Boadilla del Camino – Carríon de los Condes
Ich hätte wohl mal besser den Wetterbericht für heute ansehen sollen. Hab ich aber nicht. Und so bin ich kurz vor 8.00 Uhr losgelaufen. Es war noch recht kühl. Das solltet sich aber im Laufe des Tages noch gewaltig ändern.
Die heutige Etappe soll laut Navigation 24,7 km lang sein. Auch das sollte sich im Laufe des Tages noch gewaltig ändern.
Kurz nach dem Dorf kommt der Canal de Castilla. Dem muss man ein paar Kilometer folgen. So richtig grün ist hier noch nichts.

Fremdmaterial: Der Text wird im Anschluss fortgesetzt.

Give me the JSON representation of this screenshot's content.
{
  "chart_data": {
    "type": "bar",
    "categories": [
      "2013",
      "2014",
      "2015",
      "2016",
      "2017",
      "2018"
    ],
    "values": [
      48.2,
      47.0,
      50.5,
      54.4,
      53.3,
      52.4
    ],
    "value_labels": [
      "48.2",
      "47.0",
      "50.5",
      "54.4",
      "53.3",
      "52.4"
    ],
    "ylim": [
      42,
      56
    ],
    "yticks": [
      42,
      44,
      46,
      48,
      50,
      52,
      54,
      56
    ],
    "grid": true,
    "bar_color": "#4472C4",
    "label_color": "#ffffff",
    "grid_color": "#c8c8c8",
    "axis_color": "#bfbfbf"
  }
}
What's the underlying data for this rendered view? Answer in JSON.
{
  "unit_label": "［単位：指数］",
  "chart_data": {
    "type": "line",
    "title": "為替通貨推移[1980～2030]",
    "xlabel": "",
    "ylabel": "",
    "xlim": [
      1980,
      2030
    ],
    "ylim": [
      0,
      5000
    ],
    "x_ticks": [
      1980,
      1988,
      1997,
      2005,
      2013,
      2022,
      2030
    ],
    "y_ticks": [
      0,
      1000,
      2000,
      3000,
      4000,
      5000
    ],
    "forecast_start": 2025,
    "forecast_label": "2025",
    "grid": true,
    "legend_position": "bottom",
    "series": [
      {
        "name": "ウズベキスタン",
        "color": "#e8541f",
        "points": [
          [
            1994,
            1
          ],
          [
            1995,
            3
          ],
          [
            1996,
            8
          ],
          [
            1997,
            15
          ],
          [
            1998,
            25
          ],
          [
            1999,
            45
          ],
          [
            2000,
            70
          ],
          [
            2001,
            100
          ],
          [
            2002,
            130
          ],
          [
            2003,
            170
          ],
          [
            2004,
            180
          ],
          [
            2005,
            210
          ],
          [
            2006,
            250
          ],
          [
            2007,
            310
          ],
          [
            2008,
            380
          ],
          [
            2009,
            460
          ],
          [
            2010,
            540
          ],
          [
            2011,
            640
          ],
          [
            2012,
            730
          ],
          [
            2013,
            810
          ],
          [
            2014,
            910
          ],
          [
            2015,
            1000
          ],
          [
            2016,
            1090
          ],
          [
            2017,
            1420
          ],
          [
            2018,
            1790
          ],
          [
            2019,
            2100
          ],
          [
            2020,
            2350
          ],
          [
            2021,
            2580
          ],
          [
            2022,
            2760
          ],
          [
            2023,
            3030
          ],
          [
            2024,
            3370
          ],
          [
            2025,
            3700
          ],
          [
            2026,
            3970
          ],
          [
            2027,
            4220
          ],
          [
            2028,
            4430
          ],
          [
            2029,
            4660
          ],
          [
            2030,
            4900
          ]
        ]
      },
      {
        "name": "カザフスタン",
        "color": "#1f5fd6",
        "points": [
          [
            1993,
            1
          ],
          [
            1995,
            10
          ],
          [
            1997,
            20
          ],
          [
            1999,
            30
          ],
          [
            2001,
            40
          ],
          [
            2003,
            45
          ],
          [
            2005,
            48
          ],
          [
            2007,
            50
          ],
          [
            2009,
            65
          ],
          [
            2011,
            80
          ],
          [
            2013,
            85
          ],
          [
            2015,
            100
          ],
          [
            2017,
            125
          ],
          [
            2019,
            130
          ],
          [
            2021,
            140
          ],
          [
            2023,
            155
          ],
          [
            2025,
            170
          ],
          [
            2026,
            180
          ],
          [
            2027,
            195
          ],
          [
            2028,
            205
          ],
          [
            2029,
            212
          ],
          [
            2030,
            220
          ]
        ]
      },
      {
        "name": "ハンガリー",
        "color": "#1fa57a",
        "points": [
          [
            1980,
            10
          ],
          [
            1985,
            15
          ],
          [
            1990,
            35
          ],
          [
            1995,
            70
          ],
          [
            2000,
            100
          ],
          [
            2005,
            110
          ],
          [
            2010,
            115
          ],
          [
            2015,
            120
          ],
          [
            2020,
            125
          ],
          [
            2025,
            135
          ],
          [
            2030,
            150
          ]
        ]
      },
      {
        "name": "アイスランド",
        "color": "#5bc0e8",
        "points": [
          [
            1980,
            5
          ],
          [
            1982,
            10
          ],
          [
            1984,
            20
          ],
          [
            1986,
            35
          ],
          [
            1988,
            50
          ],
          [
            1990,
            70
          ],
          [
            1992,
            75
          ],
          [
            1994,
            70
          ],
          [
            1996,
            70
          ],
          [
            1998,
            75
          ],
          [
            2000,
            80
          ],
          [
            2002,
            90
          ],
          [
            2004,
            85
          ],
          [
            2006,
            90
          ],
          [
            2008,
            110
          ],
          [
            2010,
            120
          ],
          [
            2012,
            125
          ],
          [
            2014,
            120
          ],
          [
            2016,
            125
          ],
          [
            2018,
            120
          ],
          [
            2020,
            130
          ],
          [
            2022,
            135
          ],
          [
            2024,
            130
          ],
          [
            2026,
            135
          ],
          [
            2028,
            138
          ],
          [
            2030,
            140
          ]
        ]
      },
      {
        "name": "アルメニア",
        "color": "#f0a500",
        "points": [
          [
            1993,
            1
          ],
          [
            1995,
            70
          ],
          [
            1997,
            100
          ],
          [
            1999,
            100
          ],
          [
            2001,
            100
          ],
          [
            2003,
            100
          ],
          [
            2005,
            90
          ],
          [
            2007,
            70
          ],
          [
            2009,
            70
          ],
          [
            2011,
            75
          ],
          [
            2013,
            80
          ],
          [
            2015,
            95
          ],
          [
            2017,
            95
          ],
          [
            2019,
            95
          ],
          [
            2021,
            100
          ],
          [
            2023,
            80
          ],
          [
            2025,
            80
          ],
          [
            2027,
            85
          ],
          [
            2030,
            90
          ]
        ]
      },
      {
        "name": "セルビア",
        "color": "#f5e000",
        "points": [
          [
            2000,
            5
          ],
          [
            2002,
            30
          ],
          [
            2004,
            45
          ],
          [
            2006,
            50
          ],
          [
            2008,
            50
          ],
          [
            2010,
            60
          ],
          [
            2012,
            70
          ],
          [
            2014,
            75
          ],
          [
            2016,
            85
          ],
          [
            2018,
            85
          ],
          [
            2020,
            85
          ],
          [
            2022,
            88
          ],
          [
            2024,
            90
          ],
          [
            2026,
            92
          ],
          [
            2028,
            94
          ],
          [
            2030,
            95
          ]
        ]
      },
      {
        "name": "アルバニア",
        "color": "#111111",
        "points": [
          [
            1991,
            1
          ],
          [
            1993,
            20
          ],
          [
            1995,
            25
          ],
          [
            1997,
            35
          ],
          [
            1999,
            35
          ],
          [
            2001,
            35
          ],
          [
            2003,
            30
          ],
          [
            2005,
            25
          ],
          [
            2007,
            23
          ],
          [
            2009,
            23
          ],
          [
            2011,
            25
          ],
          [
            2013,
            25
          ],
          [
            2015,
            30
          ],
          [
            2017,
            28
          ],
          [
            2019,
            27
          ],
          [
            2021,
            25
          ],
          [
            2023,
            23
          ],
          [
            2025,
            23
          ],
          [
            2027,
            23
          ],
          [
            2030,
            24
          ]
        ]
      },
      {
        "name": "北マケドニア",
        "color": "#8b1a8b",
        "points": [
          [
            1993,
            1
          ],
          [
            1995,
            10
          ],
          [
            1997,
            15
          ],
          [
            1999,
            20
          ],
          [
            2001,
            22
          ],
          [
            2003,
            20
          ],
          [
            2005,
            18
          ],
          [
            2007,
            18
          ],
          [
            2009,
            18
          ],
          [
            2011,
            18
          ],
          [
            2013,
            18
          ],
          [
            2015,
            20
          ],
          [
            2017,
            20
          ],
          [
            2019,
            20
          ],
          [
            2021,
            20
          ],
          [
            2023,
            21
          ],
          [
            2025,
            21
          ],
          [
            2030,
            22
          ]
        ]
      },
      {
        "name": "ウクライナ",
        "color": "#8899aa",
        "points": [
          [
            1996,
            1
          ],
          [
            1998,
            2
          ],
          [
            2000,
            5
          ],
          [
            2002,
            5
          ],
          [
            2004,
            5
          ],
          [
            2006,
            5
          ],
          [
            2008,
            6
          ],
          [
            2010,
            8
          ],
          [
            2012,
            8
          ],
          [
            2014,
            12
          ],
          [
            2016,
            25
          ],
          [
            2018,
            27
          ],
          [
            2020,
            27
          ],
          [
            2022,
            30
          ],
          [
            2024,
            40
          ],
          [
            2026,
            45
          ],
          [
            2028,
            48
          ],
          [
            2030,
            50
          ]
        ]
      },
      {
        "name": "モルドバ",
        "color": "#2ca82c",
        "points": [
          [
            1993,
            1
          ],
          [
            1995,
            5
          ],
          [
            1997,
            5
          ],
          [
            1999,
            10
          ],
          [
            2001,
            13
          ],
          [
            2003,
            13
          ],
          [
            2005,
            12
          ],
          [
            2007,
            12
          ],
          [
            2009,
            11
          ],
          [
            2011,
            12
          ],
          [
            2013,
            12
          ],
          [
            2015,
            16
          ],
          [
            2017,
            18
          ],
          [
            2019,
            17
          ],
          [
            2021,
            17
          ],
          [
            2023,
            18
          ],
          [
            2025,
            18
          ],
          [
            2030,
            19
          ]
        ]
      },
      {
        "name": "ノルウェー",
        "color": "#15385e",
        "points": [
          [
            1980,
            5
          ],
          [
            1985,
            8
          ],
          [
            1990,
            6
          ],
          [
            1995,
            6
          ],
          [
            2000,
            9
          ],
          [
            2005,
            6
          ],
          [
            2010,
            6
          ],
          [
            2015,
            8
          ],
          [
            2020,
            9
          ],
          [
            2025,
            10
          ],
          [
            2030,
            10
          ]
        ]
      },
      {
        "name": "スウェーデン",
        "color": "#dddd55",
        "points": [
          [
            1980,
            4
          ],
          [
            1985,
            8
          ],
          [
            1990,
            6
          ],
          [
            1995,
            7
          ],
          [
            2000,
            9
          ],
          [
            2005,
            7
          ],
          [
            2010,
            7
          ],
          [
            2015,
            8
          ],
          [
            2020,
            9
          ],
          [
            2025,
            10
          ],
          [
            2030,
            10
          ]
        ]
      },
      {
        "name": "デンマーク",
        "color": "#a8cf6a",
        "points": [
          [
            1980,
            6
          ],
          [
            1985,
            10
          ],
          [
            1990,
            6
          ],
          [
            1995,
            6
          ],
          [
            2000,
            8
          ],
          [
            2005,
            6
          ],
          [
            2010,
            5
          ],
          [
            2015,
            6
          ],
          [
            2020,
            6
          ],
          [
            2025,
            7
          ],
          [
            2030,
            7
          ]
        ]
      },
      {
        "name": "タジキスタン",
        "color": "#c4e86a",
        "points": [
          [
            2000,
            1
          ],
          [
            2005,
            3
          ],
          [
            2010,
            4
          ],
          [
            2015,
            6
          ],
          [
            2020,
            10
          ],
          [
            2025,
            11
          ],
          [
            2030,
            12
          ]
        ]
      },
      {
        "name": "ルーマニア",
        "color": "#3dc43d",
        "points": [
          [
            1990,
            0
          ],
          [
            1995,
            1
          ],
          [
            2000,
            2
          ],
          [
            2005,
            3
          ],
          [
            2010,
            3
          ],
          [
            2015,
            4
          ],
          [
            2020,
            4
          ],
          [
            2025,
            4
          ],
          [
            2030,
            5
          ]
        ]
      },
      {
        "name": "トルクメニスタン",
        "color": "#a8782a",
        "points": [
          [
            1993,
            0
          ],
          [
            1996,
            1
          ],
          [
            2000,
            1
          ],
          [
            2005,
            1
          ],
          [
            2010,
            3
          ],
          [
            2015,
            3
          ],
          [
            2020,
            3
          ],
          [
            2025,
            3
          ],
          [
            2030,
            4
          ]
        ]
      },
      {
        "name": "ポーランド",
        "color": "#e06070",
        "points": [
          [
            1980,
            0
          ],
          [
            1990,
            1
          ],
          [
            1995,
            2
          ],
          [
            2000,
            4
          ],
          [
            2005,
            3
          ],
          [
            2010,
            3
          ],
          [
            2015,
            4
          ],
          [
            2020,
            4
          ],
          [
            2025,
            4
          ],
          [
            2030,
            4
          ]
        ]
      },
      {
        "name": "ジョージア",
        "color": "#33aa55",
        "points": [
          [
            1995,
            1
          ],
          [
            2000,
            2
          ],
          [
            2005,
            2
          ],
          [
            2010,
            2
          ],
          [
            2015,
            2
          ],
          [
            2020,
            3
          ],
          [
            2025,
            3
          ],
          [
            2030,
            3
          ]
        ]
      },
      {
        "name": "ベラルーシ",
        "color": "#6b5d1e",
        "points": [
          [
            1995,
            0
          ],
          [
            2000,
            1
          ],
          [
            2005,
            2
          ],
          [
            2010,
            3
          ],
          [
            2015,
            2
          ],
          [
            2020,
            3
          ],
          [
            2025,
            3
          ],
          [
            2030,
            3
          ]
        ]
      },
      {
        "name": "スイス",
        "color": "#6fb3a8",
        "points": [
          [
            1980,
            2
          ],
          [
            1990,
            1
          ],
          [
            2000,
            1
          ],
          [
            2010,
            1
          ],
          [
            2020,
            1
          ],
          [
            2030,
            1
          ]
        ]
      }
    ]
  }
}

Man kann auch eine Bootsfahrt auf dem Kanal machen. Es ist aber noch keine Saison. So musste ich selber die Hufe schwingen. Am Ende des Kanals ist eine Staustufe mit Treppen, über die das Wasser auf die untere Ebene geleitet wird.

Nach der Staustufe ist der Ortseingang der Stadt Formista. Hier habe ich mir eine kleine Bar gesucht, um einen Café con leche zu trinken. Auffällig ist der Schnitt der Platanen. Sie wurden so geschnitten, dass ihr Laub im Sommer Schatten auf die Fußweg wirft. Da hat der Gärtner doch mal mitgedacht.

Am Ortsausgang, am Übergang der Fernverkehrsstraße steht wieder eine Pilgerstatue. Recht pfiffig gemacht.


Nach dem man den Kreisverkehr verlassen hat, kommt eine laaanggezogene Straße. Das besondere ist, dass an jeder Einfahrt auf den Acker kleine Säulen als Einfahrtsbegrenzugen stehen. Ich habe nicht gezählt, wie viele Säulen es sind.

In dem kleinen Ort Revenga de Campos war eine Bar offen. Aber es gab nichts Gutes zum Essen. So wurde es wieder ein „Ccl“ und ein Keks.
In Villacázar de Sirga war Zeit für die Mittagspause. Während mein Essen zubereitet wurde, bin ich schnell noch rüber in die Kirche. Zum Glück, denn ab 14.00 Uhr war die Kirche geschlossen.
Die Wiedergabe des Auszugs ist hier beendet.